Dalam dakwaan JPU menyebutkan, bahwa sejak tahun 2019 hingga 2021, terdakwa Suseno Kornelius meminjam bendera perusahaan PT.Tongkang Mas dari saksi Hasan Basri untuk mengikuti lelang proyek Kementerian PUPR, yakni pekerjaan Preservasi Jalan dan Jembatan Ruas Mangun Jaya Muara Beliti, keduanya membuat perjanjian kerja sama dengan pembagian hasil: 10% untuk pihak pertama dan 90% untuk pihak kedua (terdakwa).

Dengan menggunakan nama PT.Tongkang Mas, terdakwa memenangkan proyek bernilai Rp 67,01 miliar dan menandatangani kontrak pada 29 April 2019, kemudian terdakwa memesan 792 Ton Aspal namun Tidak Melunasi Pembayaran.

Dengan rincian pemesanan 792,230 ton aspal curah cair dari PT.Aspalindo Sejahtera Mandiri Sumsel, senilai total Rp 6.843.262.200, dari jumlah tersebut, terdakwa baru membayar sekitar Rp 3,53 miliar, sedangkan sisanya 383,665 ton senilai Rp 3,313 miliar tidak dibayarkan oleh terdakwa.

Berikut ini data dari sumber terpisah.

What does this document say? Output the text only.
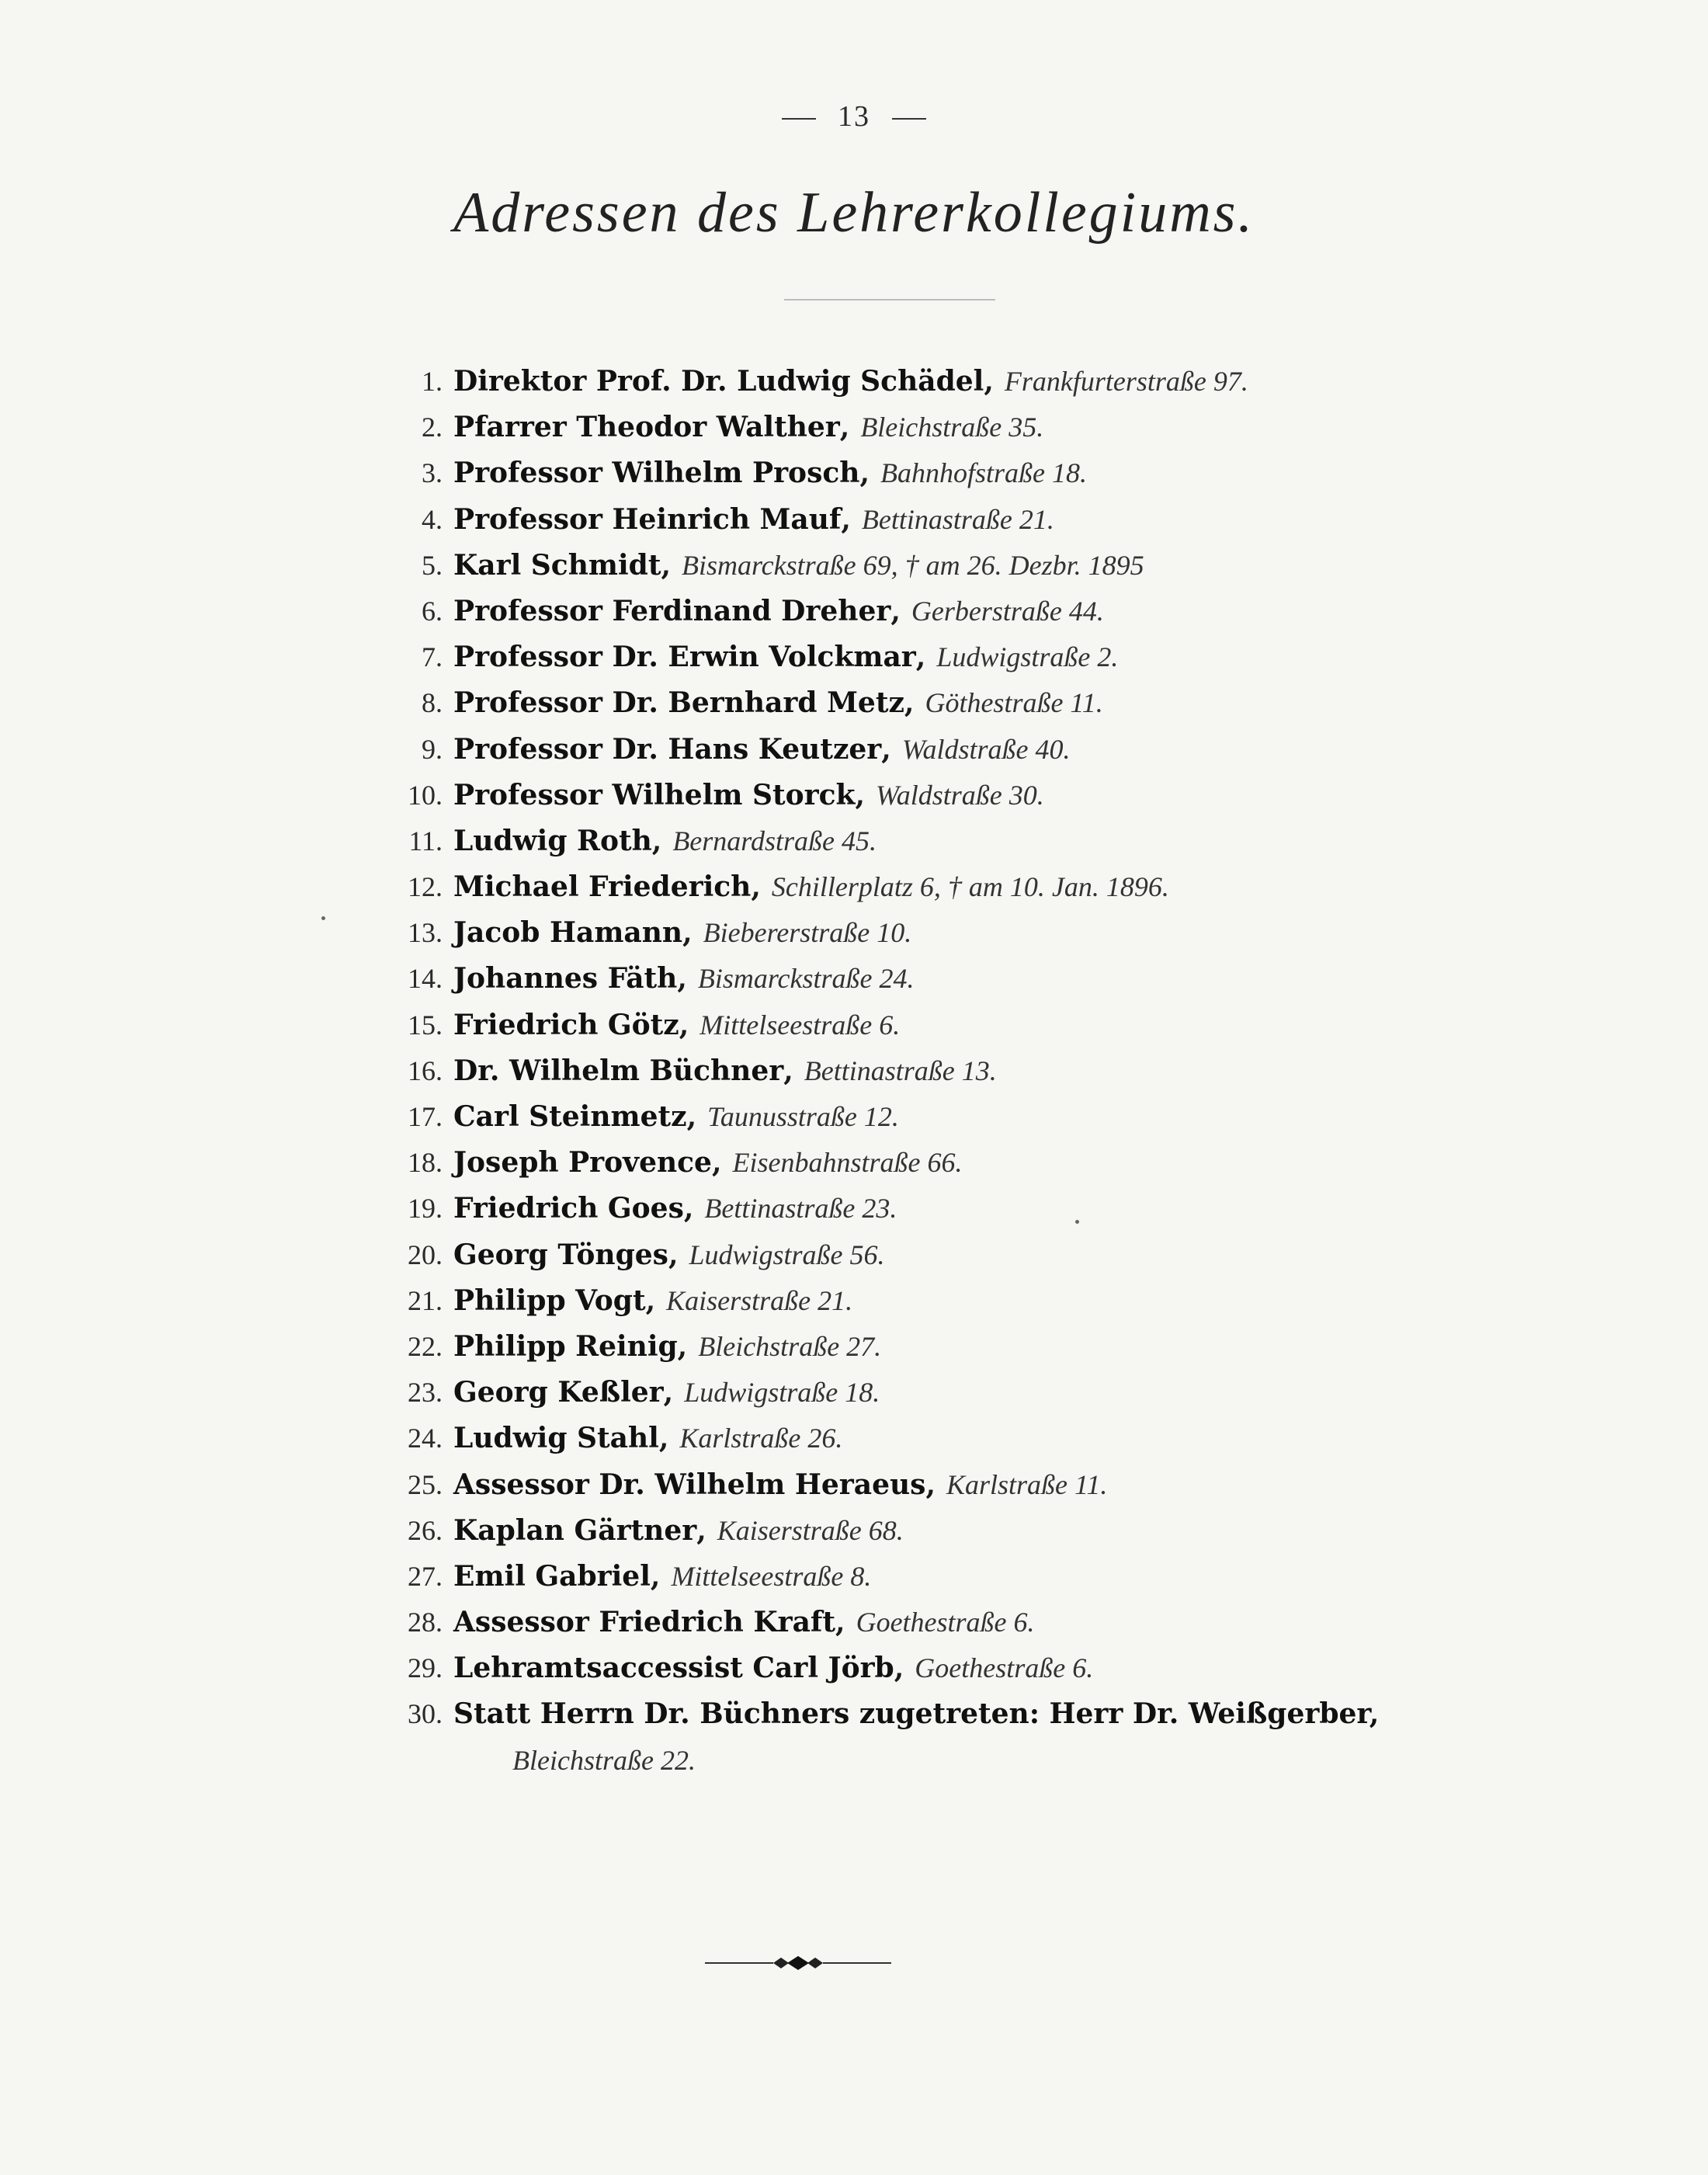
13
Adressen des Lehrerkollegiums.
1. Direktor Prof. Dr. Ludwig Schädel, Frankfurterstraße 97.
2. Pfarrer Theodor Walther, Bleichstraße 35.
3. Professor Wilhelm Prosch, Bahnhofstraße 18.
4. Professor Heinrich Mauf, Bettinastraße 21.
5. Karl Schmidt, Bismarckstraße 69, † am 26. Dezbr. 1895
6. Professor Ferdinand Dreher, Gerberstraße 44.
7. Professor Dr. Erwin Volckmar, Ludwigstraße 2.
8. Professor Dr. Bernhard Metz, Göthestraße 11.
9. Professor Dr. Hans Keutzer, Waldstraße 40.
10. Professor Wilhelm Storck, Waldstraße 30.
11. Ludwig Roth, Bernardstraße 45.
12. Michael Friederich, Schillerplatz 6, † am 10. Jan. 1896.
13. Jacob Hamann, Biebererstraße 10.
14. Johannes Fäth, Bismarckstraße 24.
15. Friedrich Götz, Mittelseestraße 6.
16. Dr. Wilhelm Büchner, Bettinastraße 13.
17. Carl Steinmetz, Taunusstraße 12.
18. Joseph Provence, Eisenbahnstraße 66.
19. Friedrich Goes, Bettinastraße 23.
20. Georg Tönges, Ludwigstraße 56.
21. Philipp Vogt, Kaiserstraße 21.
22. Philipp Reinig, Bleichstraße 27.
23. Georg Keßler, Ludwigstraße 18.
24. Ludwig Stahl, Karlstraße 26.
25. Assessor Dr. Wilhelm Heraeus, Karlstraße 11.
26. Kaplan Gärtner, Kaiserstraße 68.
27. Emil Gabriel, Mittelseestraße 8.
28. Assessor Friedrich Kraft, Goethestraße 6.
29. Lehramtsaccessist Carl Jörb, Goethestraße 6.
30. Statt Herrn Dr. Büchners zugetreten: Herr Dr. Weißgerber,
Bleichstraße 22.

Jaksa menguraikan secara rinci, aliran pembayaran, termasuk penggunaan beberapa rekening perusahaan dan cek giro yang kemudian diketahui tidak memiliki dana alias kosong, dalam dakwaan JPU terungkap, bahwa terdakwa Suseno Kornelius menggunakan rekening dan cek atas nama saksi Denny Oktorizal, PT Furindo Makmur Satya, dan Agung Prasetya.

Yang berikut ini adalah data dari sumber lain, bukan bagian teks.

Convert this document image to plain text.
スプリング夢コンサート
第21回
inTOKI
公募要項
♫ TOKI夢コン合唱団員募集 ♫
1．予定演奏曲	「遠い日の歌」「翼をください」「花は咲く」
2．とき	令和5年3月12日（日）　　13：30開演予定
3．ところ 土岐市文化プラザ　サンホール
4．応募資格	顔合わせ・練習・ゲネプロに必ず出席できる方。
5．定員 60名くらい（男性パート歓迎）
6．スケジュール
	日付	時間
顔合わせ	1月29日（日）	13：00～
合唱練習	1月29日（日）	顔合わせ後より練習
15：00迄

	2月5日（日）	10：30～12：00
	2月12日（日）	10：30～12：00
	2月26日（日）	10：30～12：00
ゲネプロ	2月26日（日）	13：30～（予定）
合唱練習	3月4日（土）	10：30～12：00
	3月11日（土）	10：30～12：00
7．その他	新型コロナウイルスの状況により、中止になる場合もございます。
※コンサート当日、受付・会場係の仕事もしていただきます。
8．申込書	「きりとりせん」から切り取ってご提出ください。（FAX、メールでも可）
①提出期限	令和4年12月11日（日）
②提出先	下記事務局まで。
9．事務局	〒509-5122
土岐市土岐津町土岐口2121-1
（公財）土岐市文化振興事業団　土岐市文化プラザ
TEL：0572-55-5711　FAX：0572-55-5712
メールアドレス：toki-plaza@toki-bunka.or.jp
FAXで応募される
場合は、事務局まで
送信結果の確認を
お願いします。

Menyerahkan sedikitnya 15 lembar cek masing-masing bernilai ratusan juta, mengetahui bahwa dana pada rekening-rekening tersebut tidak tersedia sehingga pembayaran tidak dapat dicairkan, terdakwa beralasan bahwa proyek mengalami kerugian dan dana pembayaran telah dipakai untuk gaji karyawan serta kebutuhan material di lapangan.

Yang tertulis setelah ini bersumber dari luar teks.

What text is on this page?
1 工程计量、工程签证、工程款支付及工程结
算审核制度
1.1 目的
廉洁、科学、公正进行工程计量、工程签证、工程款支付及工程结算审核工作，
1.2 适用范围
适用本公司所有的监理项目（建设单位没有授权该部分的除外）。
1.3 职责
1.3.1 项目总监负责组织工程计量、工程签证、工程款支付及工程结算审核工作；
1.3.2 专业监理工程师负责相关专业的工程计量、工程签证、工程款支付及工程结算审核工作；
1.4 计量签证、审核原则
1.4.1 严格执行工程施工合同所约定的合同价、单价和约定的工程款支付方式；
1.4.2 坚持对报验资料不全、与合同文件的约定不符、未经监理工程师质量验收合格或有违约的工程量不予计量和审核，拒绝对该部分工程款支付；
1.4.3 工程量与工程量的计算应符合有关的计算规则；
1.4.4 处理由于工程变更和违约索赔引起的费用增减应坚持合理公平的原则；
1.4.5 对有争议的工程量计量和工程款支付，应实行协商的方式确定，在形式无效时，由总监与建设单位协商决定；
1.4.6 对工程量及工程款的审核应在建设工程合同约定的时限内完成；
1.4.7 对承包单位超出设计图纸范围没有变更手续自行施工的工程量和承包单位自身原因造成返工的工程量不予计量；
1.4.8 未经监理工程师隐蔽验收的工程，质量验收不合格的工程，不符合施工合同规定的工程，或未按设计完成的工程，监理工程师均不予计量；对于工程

Akibat perbuatan terdakwa Suseno Kornelius PT.Aspalindo Sejahtera Mandiri Sumsel mengalami kerugian mencapai Rp 3.313.262.200.

Atas perbuatannya JPU mendakwa terdakwa secara alternatif, yakni: Pasal 378 KUHP Tindak pidana penipuan serta Pasal 372 KUHP Tindak pidana penggelapan.